When Your Child Asks You About a Mass Shooting: How to Talk to Children and Teens about Mass Shootings
This past weekend, in less than twenty four hours, there were two mass shootings. The weekend before yet another. Our children and teens are more plugged in than ever, more aware than ever. It is important to have an understanding of how to talk with them in an age-appropriate way. This includes what story to tell, how much detail to give and how to answer their questions.
Not sure how to handle the conversation? There's no one size fits all for any young person or any age, but these tips may help.
Let them lead the conversation. Depending on your child's age, they may have not heard one thing about the shooting (think early elementary or younger) or, on the opposite side of the spectrum, they could have over exposed themself already (think teens with their own technology).
If your child is younger than 7/8, and doesn’t bring up the shooting, you may not want to bring it up to them. You may end up scaring them and then having difficulty talking with them more. You may give them details they wouldn't have been exposed to otherwise. You may leave them with many more questions than answers. If they bring it up, allow them to share their feelings and to lead with any questions that they have.
If your child is 8/9 or older, they have likely been exposed to the story on their own, especially if they attend camp, daycare or school. Ask if they have heard about the shooting and what they have heard. Ask them their feelings. Ask them their thoughts. Let them lead you into the conversation that they are ready to have.
Validate their feelings. Whatever your young person is sharing, validate. Don’t tell them “you have nothing to worry about,” or “it’ll be okay.” The truth is, that isn’t the truth. It does make sense for them to be very aware of the risks that come with gun violence. It is rational that they may feel fear or anxiety related to their safety. Although you may think you are protecting them by taking away their worry, you don’t need to make these feelings go away for them, and you can't. Trying to do so could make them feel even worse they already do. Use words like “I can understand how you would feel that way,” and “It sounds like you are a feeling… sad/anxious/worried/etc.” to help them feel validated and keep lines of communication open.
Don’t lie, but be aware of how much you share. Depending on their age and what they have been exposed to, your child may know many details or just one or two. If your child asks you about a specific detail, pause, breathe, and think about what they can understand before you respond. Don’t lie to them about things, but don’t share gruesome details that could make your child more afraid. The younger the child, the shorter the sharing of details needs to be. Think about what you want to share before you talk with your child. Sharing also includes about your own feelings and thoughts, too. Think about what is appropriate to share with your child, and then save the rest for a partner, friend or adult family member. This conversation isn’t about your or your feelings or thoughts, it is about your child.
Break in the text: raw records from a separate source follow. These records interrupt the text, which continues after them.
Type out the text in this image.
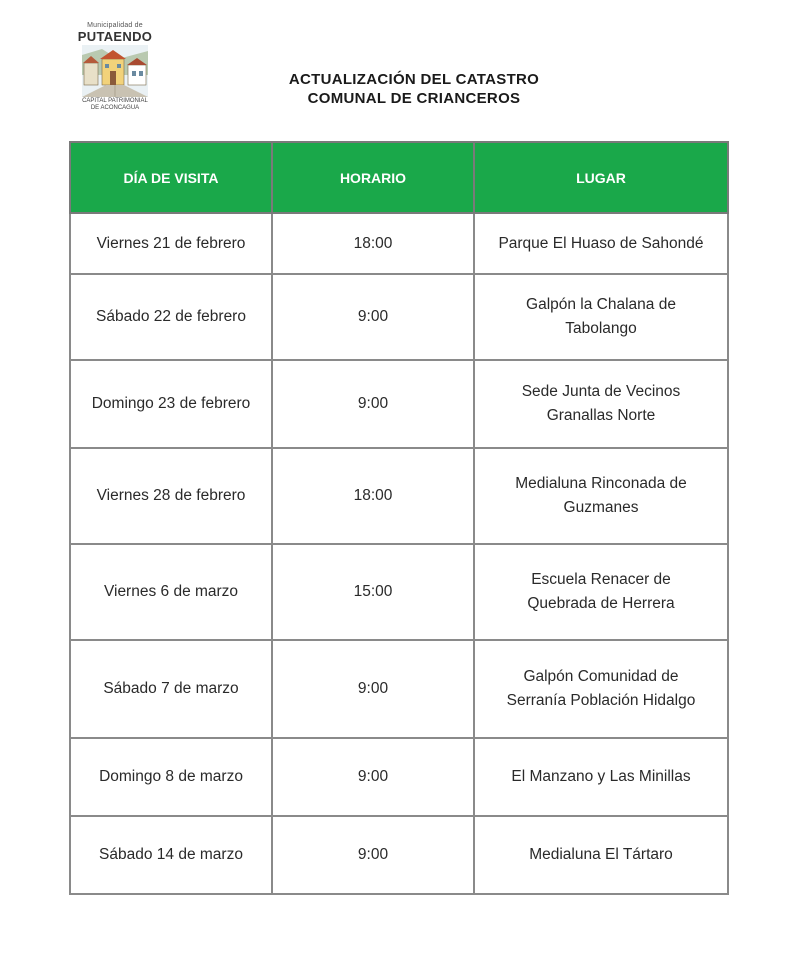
Municipalidad de
PUTAENDO
CAPITAL PATRIMONIAL
DE ACONCAGUA
ACTUALIZACIÓN DEL CATASTRO
COMUNAL DE CRIANCEROS
DÍA DE VISITA	HORARIO	LUGAR
Viernes 21 de febrero	18:00	Parque El Huaso de Sahondé
Sábado 22 de febrero	9:00	Galpón la Chalana de
Tabolango
Domingo 23 de febrero	9:00	Sede Junta de Vecinos
Granallas Norte
Viernes 28 de febrero	18:00	Medialuna Rinconada de
Guzmanes
Viernes 6 de marzo	15:00	Escuela Renacer de
Quebrada de Herrera
Sábado 7 de marzo	9:00	Galpón Comunidad de
Serranía Población Hidalgo
Domingo 8 de marzo	9:00	El Manzano y Las Minillas
Sábado 14 de marzo	9:00	Medialuna El Tártaro
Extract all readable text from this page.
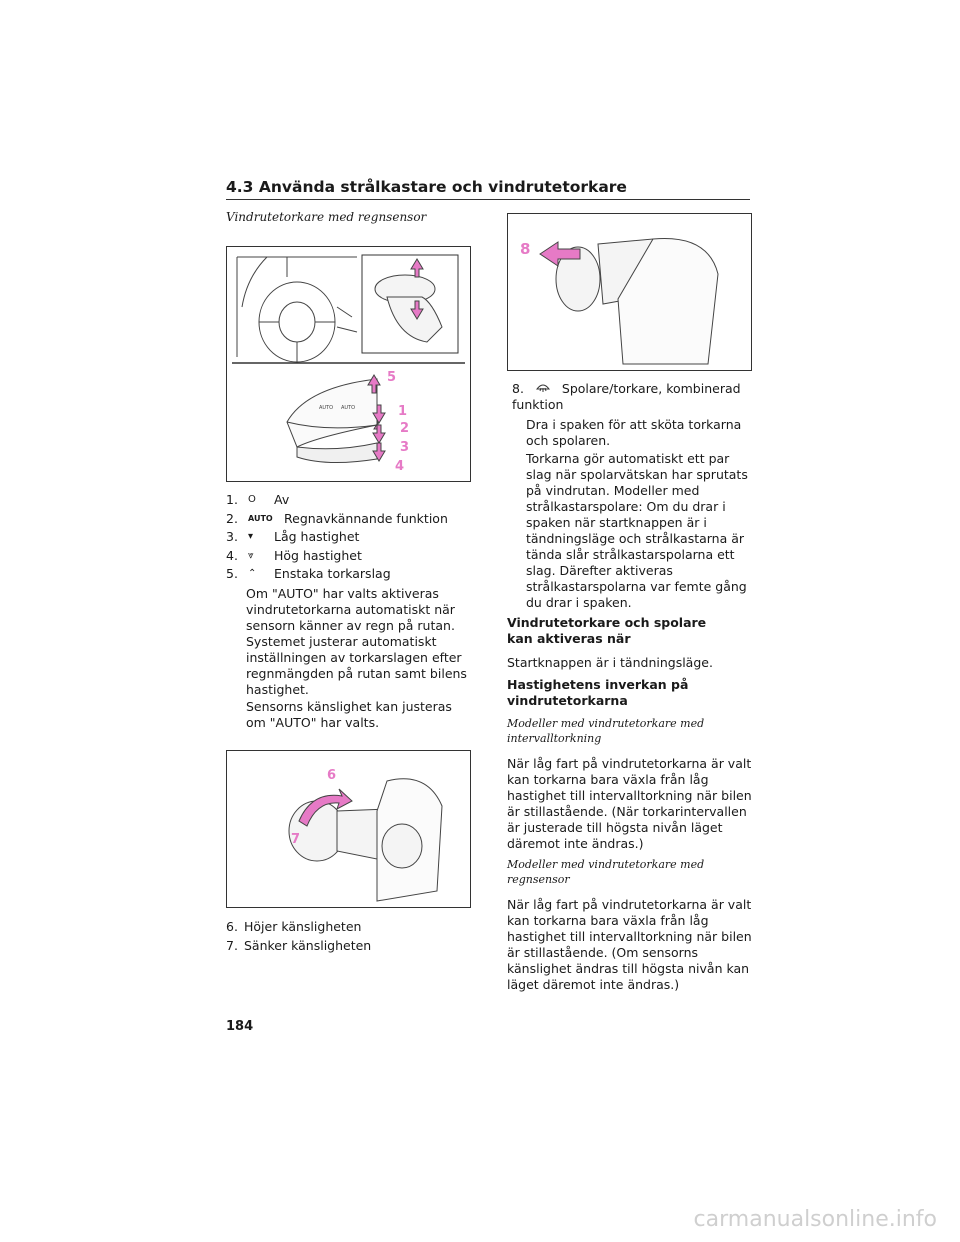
4.3 Använda strålkastare och vindrutetorkare
Vindrutetorkare med regnsensor
AUTO AUTO
5
1
2
3
4
8
6
7
1.	O	Av
2.	AUTO Regnavkännande funktion
3.	▾	Låg hastighet
4.	⩔	Hög hastighet
5.	⌃	Enstaka torkarslag
Om "AUTO" har valts aktiveras vindrutetorkarna automatiskt när sensorn känner av regn på rutan. Systemet justerar automatiskt inställningen av torkarslagen efter regnmängden på rutan samt bilens hastighet.
Sensorns känslighet kan justeras om "AUTO" har valts.
6. Höjer känsligheten
7. Sänker känsligheten
8.	Spolare/torkare, kombinerad funktion
Dra i spaken för att sköta torkarna och spolaren.
Torkarna gör automatiskt ett par slag när spolarvätskan har sprutats på vindrutan. Modeller med strålkastarspolare: Om du drar i spaken när startknappen är i tändningsläge och strålkastarna är tända slår strålkastarspolarna ett slag. Därefter aktiveras strålkastarspolarna var femte gång du drar i spaken.
Vindrutetorkare och spolare kan aktiveras när
Startknappen är i tändningsläge.
Hastighetens inverkan på vindrutetorkarna
Modeller med vindrutetorkare med intervalltorkning
När låg fart på vindrutetorkarna är valt kan torkarna bara växla från låg hastighet till intervalltorkning när bilen är stillastående. (När torkarintervallen är justerade till högsta nivån läget däremot inte ändras.)
Modeller med vindrutetorkare med regnsensor
När låg fart på vindrutetorkarna är valt kan torkarna bara växla från låg hastighet till intervalltorkning när bilen är stillastående. (Om sensorns känslighet ändras till högsta nivån kan läget däremot inte ändras.)
184
carmanualsonline.info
Watch what you watch. Be aware of how much the news is on around your young people. If you have the news on in front of your child, even if they are playing or doing something else, they are consuming the stories that are on the TV. When you watch the news in front of them, you have no control over the amount of times the story is shown to them or the details that are shared on the screen. Stay in control by waiting to watch the news or consume the details until your child is out of the home or asleep. Trust us, they will replay the same story and you will not miss anything. If you have a teen in your home, talk to them about how much news they are consuming and how it could be affecting them, too.
Find balance with perspective. When you are talking with your young person, find a balance in the conversation by giving them perspective. Yes, mass shootings happen and they are seemingly increasing in frequency and the length of time we are exposed to each story, but there are also many positive things going on in the world, too. Yes, people could begin shooting in public places that you and your young person are at, however you can prepare for this by having a family safety plan in place and following it when necessary. Yes, your young person could feel afraid, hurt, angry, scared, etc., but they have a family where they can share these feelings and work through them, together.
Know your own feelings. How do you feel about what is happening right now? It’s important that you know your own feelings, and that you give yourself an appropriate outlet for processing any feelings you have. The truth is, it’s a scary time to be raising kids. The truth is, a lot of different people have a lot of different feelings about what is going on, and you and your young person may feel differently about situations like mass shootings. But, the truth is, if you don’t know (or acknowledge) how you feel, then you won’t be able to create a safe space for your young person. Remember, this conversation is about them and not about you.
Talking with young people about current events, especially events such as mass shootings, can bring out many different emotions. As a parent, being on the front line of difficult conversations is especially important. Take a deep breath, get in touch with your own feelings, and then have the necessary, age appropriate conversation with your young person about mass shootings. You’ve got this!